Last month, Google announced the Google Career Certificate for Americans looking for accessible job-training solutions in high-growth industries. These courses offer what people really need now and what they will need to get jobs in future. They don’t offer these courses at the same value as academic institutions. When making the announcement about the courses Google didn’t say how much it would cost to earn a certificate.

However, if it’s anything close to Google’s IT Support Professional Certificate, the cost is quite low, especially compared to universities. There’s also no question that quality will be great judging by the Google products and the calibre of people who work at Google. What is even more important, which tends to be the measuring stick of importance for universities, the Google certificate comes with prestige that no university can match.
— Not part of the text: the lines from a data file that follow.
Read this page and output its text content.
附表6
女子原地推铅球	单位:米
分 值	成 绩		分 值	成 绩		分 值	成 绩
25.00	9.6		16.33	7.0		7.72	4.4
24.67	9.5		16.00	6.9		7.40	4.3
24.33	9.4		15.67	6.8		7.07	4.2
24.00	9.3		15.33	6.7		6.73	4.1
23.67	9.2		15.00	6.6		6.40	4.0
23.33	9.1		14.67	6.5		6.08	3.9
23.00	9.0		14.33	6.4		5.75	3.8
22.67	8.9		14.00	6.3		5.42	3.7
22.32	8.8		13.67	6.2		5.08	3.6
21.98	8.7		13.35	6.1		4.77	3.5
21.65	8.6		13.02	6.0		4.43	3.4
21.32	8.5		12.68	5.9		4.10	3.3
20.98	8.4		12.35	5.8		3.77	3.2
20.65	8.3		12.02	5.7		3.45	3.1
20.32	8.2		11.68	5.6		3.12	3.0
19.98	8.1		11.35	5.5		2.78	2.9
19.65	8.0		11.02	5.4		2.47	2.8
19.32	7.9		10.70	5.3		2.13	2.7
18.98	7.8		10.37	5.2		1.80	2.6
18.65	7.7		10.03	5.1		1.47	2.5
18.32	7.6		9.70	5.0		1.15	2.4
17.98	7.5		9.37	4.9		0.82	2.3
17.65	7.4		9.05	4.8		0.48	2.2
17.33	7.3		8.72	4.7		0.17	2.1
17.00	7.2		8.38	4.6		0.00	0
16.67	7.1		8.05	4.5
In case you doubt what this means, here’s a classic example:

According to the World Economic Forum, while data science roles and skills form a relatively small part of the workforce, recent trends indicate that these are currently among the highest in demand roles in the labour market. The demand for data science skills is not limited to the Information Technology sector as data’s importance grows across multiple sectors, including Media and Entertainment, Financial Services and Professional Services. Jobs such as Artificial Intelligence and Machine Learning Specialists or Data Scientists, in which data science skills are perhaps most profoundly applicable, are forecasted to be among the most in demand roles across most industries by 2022.

Google is offering a course for Data Analysts. It describes it as a course that will help learners to develop confidence in navigating the data lifecycle using tools and platforms to process, analyse, visualise and gain insights from data. Google has more legitimacy in providing education in data analytics, after all its technology is responsible for collection and analysis of data. Who better to offer a course in Data Analytics?

This indicates the shift that is likely to happen in terms of who qualifies to offer education for some courses that will matter in the future. Traditional universities cannot legitimately offer the same course with the same depth as Google or another tech company with authority in the field being taught.

Content and curriculum is one part of the equation which is critical, the other critical part of the equation is infrastructure. In this regard Google and other tech companies beat universities hands down. Google has become the default learning management system for education institutions. Even in cases where some education institutions have not yet adopted Google infrastructure, they are likely to do so in the future. Current adoption of Google technology in education institutions points to a future where most academic institutions rely on Google as opposed to buildings to offer education.This situation just strengthens the position of tech in the education sector. There are few universities in South Africa that can confidently refuse the technology offering by Google. The tech giant describes its edu products as solutions that create the powerful computing infrastructure that keeps today’s higher ed communities humming. It claims researchers can speed up analysis from days to minutes, working seamlessly across departments and data sets. Students can collaborate easily and securely across disciplines and campuses.

None of this suggests that a private tech company is best placed to offer education for society. The point is simply that they have better quality tools and know more about what will matter in the future than current institutions. It is therefore inevitable that tech companies are coming for higher education and there’s little that academic institutions can do about it.

This is a situation that requires remodelling of education. Traditional universities are no longer viable places to offer education that will matter in the future. They also lack the necessary infrastructure to remain relevant during these tough times. Tech companies are likely to replace them and that is fine in the short run – however, in the long run a different model of education will have to be developed.